While a majority of people were expecting an announcement from Bajaj regarding a possible Ducati buyout, the Indian brand has today announced an alliance with Triumph Motorcycles instead. This isn’t that surprising if you think about it. Ducati is a very similar brand to KTM in the flavour of their products and Bajaj already has the sharp and sporty KTMs in its portfolio. When Rajiv Bajaj announced at the company’s 10th annual general meeting that the company was close to announcing an alliance in the ‘lazy riding’ space, Ducati was instantly ruled out. There was some doubt as to which brand in this space Bajaj could be eyeing, but we now know it to be the British manufacturer, Triumph. Here’s what we expect to pan out from this alliance
1. The alliance will likely be regarding only a particular range of motorcycles
Triumph is one of the precious few motorcycle manufacturers worldwide that specialises in both sporty motorcycles as well as relaxed machines. Considering Bajaj already has a very successful co-developed range of sporty machines with KTM, it’s fair to consider that Bajaj is more interested in Triumph’s more sedate motorcycles. These would likely fall under the British brand’s revamped range of modern classics including the new Bonnevilles and the Thruxton. This product line has been thoroughly successful worldwide, but the bikes don’t come cheap. In India, Triumph’s most affordable Street Twin costs over Rs 8 lakh (on road). With the recent revamp of the range, engine capacities have also jumped, with the smallest of these displacing 900cc. Clearly, there’s space for something smaller and more affordable.
2. The advantage to Triumph
Triumph stands to gain big from Bajaj’s expertise, with cost effective engineering as well as the significantly lower costs of labour and manufacturing in India. For those who recall, in 2014, Triumph shelved development of its small-capacity 250cc motorcycle. Since then the British brand has no doubt witnessed the wild success of the small KTMs that have helped boost the Austrian manufacturer to the top of the European sales charts. Rival brand BMW soon followed suit with the new G310R and G310GS, co-developed with TVS. It goes without saying that there’s big money in premium smaller capacity motorcycles and the increasingly popular way to do it is to tie up with a big Indian manufacturers. Products spawned off this alliance could open new doors to Triumph in emerging markets with relatively higher volume segments.
3. The advantage to Bajaj
It’s no secret that Bajaj has been eyeing Royal Enfield’s rapidly growing market share for some time now. An alliance like this is exactly what the Indian company needs to establish a more direct rival to the Royal Enfields that now regularly sell over 50,000 units per month. The Dominar 400 was aimed in that direction, but it is too different a motorcycle in character to directly appeal to the traditional Royal Enfield buyer.
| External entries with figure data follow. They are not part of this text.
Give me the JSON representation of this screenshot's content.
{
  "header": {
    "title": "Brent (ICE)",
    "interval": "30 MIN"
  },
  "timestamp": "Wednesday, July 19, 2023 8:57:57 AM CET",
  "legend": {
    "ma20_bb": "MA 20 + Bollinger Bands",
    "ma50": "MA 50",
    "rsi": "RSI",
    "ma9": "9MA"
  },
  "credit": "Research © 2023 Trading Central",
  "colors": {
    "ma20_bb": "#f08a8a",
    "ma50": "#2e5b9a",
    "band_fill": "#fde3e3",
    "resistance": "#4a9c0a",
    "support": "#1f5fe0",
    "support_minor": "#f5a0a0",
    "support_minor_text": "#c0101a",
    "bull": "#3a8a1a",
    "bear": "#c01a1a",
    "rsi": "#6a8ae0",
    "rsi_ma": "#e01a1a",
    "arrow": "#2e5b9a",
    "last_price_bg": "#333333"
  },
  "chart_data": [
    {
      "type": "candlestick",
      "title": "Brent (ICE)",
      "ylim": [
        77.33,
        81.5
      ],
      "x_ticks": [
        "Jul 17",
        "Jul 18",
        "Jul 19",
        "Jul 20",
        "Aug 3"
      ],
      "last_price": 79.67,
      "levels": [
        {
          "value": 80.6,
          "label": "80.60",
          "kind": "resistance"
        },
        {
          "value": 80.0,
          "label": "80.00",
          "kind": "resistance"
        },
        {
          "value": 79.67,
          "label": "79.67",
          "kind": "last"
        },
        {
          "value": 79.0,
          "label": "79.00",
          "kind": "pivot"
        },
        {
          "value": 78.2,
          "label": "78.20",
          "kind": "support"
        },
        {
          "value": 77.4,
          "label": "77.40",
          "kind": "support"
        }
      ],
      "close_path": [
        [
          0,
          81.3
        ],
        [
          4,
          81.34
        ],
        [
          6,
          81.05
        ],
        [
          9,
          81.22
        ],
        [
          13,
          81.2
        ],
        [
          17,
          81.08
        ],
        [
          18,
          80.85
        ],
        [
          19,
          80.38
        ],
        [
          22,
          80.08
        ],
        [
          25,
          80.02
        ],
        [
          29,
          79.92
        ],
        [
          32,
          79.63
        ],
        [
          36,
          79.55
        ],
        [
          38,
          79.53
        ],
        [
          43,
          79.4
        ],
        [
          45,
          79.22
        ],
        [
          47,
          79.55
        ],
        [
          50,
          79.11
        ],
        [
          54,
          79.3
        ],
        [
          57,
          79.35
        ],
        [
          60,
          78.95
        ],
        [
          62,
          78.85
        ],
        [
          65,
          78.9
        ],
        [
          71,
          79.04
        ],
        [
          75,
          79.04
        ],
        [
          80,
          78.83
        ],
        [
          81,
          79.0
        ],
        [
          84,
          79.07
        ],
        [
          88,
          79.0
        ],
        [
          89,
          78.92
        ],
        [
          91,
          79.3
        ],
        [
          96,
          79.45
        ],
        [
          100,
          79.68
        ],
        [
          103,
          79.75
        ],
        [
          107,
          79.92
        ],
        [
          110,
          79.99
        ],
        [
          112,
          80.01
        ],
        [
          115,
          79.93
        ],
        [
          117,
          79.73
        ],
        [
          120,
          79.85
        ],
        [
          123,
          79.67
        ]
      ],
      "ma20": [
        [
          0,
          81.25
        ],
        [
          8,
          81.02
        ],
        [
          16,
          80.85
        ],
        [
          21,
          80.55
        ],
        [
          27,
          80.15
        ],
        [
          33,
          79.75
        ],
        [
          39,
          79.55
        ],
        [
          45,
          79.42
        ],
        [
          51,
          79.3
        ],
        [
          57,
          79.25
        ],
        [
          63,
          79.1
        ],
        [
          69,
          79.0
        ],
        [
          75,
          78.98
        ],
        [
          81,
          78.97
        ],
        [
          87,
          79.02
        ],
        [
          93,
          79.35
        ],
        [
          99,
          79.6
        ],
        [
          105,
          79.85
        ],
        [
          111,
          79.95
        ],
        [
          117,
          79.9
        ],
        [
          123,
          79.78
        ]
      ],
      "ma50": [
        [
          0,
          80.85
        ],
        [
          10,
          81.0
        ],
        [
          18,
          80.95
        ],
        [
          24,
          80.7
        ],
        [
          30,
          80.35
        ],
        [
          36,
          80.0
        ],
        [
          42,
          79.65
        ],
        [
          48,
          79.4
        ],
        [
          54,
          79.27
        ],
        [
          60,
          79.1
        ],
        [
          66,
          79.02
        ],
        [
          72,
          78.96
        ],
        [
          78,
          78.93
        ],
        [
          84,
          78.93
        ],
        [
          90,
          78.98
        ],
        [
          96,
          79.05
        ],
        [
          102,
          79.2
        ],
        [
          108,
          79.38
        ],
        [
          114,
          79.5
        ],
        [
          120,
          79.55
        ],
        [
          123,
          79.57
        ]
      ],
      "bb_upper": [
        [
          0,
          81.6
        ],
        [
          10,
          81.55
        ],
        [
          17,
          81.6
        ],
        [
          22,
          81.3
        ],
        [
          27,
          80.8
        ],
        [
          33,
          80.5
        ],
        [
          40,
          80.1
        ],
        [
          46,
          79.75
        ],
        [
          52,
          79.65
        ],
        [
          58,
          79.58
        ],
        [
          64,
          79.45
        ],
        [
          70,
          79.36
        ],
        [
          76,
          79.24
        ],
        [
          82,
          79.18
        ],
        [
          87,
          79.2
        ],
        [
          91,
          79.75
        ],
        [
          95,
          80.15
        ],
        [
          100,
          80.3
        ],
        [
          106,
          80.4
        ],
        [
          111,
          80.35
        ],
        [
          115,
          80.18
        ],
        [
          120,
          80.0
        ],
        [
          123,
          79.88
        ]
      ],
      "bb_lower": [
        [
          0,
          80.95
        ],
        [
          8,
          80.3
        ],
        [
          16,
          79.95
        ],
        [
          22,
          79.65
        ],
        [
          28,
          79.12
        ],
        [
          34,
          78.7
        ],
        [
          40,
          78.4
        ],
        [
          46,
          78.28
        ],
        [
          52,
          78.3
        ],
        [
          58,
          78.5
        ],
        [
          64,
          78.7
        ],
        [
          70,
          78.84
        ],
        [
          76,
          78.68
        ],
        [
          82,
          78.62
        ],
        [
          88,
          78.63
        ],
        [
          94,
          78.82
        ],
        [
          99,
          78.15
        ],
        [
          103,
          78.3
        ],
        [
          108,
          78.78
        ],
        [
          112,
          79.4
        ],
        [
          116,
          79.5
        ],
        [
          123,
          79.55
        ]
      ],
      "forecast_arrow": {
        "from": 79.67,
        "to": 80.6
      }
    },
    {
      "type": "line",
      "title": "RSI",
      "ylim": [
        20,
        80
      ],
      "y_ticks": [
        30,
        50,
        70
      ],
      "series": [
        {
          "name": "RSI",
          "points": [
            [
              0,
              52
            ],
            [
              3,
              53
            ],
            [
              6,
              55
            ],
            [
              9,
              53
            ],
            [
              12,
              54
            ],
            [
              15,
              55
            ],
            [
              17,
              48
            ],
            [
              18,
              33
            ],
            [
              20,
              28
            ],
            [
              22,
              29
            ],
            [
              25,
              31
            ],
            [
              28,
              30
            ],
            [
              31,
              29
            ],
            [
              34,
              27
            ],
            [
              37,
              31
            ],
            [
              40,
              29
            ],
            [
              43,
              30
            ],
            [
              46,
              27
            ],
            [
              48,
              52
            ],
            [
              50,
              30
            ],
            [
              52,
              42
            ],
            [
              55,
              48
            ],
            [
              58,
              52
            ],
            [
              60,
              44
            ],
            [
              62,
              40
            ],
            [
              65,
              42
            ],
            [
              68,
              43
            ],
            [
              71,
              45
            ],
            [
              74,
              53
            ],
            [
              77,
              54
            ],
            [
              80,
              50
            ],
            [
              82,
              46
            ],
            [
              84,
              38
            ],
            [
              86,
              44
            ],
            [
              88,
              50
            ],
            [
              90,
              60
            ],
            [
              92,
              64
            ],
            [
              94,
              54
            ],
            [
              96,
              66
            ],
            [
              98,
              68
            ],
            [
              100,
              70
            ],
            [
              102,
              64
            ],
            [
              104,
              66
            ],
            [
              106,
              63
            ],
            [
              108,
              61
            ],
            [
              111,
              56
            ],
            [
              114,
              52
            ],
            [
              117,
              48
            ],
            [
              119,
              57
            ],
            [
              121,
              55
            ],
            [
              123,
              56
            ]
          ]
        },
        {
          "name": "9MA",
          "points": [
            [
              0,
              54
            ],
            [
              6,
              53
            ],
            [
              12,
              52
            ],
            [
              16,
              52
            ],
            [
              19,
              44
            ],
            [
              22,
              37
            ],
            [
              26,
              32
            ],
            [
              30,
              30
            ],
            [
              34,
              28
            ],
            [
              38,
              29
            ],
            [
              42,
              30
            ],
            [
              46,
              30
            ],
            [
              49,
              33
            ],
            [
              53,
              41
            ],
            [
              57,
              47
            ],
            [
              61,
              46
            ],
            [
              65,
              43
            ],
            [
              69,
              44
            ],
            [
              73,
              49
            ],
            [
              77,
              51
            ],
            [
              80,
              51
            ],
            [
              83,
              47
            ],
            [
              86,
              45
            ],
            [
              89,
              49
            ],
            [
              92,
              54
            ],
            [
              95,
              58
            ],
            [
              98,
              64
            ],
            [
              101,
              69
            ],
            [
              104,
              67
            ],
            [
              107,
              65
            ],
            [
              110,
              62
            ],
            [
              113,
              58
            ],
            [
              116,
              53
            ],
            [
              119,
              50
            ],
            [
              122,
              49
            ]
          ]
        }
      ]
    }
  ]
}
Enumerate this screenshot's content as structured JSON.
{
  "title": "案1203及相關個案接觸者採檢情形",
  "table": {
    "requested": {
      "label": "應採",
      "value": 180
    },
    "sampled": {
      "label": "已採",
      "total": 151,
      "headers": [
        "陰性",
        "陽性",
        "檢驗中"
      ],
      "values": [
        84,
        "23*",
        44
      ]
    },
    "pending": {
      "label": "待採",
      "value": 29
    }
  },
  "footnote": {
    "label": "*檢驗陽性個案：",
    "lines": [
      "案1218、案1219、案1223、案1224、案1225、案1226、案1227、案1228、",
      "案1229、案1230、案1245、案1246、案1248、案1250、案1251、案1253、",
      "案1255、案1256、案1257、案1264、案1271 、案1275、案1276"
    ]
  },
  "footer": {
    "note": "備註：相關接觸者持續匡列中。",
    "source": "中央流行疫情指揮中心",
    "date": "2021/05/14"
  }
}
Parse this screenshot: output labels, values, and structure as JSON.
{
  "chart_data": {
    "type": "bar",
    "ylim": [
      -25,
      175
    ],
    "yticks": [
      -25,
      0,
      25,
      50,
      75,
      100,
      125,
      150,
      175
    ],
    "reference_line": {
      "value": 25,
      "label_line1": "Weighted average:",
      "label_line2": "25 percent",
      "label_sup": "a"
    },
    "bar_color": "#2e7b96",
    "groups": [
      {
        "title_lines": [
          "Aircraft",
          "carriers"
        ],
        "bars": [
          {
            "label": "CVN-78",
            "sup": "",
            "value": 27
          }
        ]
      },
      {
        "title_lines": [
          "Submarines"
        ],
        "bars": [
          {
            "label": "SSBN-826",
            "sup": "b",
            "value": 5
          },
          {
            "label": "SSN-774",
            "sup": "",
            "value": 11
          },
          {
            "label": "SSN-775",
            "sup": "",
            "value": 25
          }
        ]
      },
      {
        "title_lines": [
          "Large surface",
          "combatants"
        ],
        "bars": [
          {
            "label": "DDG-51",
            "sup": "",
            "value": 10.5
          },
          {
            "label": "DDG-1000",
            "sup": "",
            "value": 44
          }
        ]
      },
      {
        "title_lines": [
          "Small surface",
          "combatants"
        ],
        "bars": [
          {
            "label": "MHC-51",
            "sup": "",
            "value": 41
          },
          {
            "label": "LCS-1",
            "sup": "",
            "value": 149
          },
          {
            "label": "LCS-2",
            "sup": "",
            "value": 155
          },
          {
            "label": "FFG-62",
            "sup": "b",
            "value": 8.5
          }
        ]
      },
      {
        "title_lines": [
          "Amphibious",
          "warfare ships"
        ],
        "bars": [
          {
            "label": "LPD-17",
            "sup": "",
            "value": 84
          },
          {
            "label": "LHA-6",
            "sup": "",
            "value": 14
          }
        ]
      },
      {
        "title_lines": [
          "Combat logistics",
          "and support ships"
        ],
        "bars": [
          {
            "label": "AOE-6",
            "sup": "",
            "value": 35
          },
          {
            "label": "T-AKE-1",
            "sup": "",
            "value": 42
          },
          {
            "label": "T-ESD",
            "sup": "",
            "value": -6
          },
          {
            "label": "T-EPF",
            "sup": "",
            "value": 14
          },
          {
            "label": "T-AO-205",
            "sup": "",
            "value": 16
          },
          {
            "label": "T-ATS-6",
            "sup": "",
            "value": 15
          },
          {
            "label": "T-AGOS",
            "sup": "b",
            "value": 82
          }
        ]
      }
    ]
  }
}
Royal Enfield has proved that there’s a big market for retro-themed motorcycles. It would seem that cutting-edge technology and serious performance isn’t quite as valued as that particular riding experience that the traditional customer craves. We’ve always maintained that the Bonneville is a beautiful upgrade for someone looking to graduate from a Royal Enfield. Bajaj could simply be taking a step forward by bringing that Bonneville experience down to a much more affordable level. It’s far too early to say what the first bikes born off this alliance could look like, or what engine configurations they could offer.
4. Expect to wait at least two years for the first products
Motorcycles aren’t like cell phones. They take time to design and develop for commercial sales. TVS and BMW first announced their tie-up in 2013 and the G310R only saw the light of day in late 2015. Similarly, the original Bajaj and KTM announcement came in 2008, but it was only late 2010 before the first Duke 125 came out and early 2011 before Duke 200 sales began in India.
Bajaj is known to work fast, so it’s safe to estimate first sight of the initial products in late 2019, with domestic sales possibly beginning in 2020. It is also interesting to note that, by that point in time, Europe will be shifting from the current Euro-IV to Euro-V emission standards for two-wheelers, whereas India will be going straight from the current BS-IV to the BS-VI norms by April 2020. As far as we can tell, existing Euro-IV norms meet existing BS-IV norms but we aren’t sure if the upcoming Euro-V norms will meet India’s BS-VI norms. If not, will two variants be simultaneously developed, one for India and one for overseas? Only time will tell.